Many stock market analysts think that in 1929, at the time of the crash, stocks were overvalued. Irving Fisher argued just before the crash that fundamentals were strong and the stock market was undervalued. In this paper, we use growth theory to estimate the fundamental value of corporate equity and compare it to actual stock valuations. Our estimate is based on values of productive corporate capital, both tangible and intangible, and tax rates on corporate income and distributions. The evidence strongly suggests that Fisher was right. Even at the 1929 peak, stocks were undervalued relative to the prediction of theory.

Hmm. I think if your model predicts that stocks were undervalued in 1929, then your model is wrong.

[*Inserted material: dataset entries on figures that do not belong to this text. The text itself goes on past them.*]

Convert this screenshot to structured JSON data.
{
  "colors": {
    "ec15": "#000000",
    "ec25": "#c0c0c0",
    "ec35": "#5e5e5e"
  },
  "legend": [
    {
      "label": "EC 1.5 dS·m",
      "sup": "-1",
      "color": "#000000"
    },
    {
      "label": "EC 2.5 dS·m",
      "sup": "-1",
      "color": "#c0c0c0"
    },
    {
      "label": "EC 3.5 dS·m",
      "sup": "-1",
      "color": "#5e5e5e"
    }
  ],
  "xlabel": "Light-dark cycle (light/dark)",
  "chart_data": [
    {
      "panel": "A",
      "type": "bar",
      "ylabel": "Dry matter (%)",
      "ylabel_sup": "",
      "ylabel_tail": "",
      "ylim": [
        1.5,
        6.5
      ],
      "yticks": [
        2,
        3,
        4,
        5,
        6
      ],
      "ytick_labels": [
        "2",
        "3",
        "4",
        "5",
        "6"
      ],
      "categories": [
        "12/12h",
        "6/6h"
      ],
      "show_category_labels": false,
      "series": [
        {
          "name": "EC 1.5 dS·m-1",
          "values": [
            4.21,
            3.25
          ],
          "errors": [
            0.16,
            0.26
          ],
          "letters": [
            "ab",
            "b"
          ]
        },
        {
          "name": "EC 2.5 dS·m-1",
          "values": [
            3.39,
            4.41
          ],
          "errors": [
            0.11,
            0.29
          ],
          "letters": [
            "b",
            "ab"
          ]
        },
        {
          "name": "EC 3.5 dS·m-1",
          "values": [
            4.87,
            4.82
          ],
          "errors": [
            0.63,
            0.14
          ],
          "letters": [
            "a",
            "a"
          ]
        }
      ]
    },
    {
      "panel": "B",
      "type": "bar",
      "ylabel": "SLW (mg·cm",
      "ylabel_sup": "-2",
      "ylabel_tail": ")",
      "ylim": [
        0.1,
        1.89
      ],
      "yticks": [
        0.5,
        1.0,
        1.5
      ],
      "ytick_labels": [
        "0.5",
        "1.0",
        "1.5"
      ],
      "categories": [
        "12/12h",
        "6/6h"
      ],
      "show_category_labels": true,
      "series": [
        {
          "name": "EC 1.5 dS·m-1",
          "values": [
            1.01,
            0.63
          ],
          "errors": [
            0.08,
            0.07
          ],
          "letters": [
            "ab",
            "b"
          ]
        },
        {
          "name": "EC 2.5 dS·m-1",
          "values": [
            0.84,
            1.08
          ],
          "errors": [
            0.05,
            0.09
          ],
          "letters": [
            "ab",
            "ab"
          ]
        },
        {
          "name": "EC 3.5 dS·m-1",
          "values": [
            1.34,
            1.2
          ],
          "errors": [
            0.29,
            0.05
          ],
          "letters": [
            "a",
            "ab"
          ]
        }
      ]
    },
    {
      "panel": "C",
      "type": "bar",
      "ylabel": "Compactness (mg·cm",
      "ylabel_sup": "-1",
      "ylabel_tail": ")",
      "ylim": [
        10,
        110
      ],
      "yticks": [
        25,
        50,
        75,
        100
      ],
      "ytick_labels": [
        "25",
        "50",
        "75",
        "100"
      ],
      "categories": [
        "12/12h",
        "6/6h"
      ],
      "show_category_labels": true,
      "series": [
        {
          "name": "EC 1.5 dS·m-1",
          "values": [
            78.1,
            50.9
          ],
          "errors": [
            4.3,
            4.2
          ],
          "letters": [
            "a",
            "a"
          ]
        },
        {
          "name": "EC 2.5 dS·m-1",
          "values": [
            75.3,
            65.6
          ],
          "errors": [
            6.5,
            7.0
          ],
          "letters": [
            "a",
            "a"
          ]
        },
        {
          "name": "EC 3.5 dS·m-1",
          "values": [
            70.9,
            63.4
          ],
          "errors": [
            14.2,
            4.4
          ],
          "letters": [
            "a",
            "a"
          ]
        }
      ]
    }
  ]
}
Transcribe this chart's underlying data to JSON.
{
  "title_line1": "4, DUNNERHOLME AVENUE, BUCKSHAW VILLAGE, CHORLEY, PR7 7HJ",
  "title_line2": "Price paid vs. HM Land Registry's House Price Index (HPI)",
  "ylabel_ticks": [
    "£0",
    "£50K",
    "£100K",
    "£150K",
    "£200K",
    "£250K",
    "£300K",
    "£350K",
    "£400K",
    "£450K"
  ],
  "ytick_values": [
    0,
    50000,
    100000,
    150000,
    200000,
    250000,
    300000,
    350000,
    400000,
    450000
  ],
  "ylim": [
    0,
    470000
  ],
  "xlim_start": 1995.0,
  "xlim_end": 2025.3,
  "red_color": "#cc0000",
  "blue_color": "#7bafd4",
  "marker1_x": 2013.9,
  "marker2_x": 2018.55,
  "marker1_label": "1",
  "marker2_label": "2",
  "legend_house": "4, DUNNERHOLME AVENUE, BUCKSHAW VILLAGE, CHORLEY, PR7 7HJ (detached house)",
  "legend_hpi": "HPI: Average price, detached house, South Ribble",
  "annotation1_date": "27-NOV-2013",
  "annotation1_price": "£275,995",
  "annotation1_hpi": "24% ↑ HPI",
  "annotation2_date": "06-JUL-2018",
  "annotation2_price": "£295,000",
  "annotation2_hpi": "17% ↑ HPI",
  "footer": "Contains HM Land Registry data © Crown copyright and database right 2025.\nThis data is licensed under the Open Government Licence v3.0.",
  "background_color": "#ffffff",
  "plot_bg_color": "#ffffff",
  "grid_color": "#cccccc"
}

Forget the fact that the Dow didn’t surpass its 1929 peak until the 1950s (according to Amity Schlaes)–after all, one could plausibly argue that the New Deal and World War II totally changed the underlying fundamentals that prevailed in 1929. Fine.

But still, how do our authors explain the huge rise in the stock market during the late 1920s? In other words, if stocks were undervalued at the 1929 peak, then they must have been ludicrously undervalued in 1927, since I don’t think there were any major changes in the “fundamentals” during the two years.

I haven’t read the paper so maybe they give an answer. They do address the issue of the crash itself–they follow Friedman and blame it on the Fed tightening. I think this theory that the tightwad Fed caused the crash may be Friedman’s worst contribution, surpassing his role in creating tax withholding.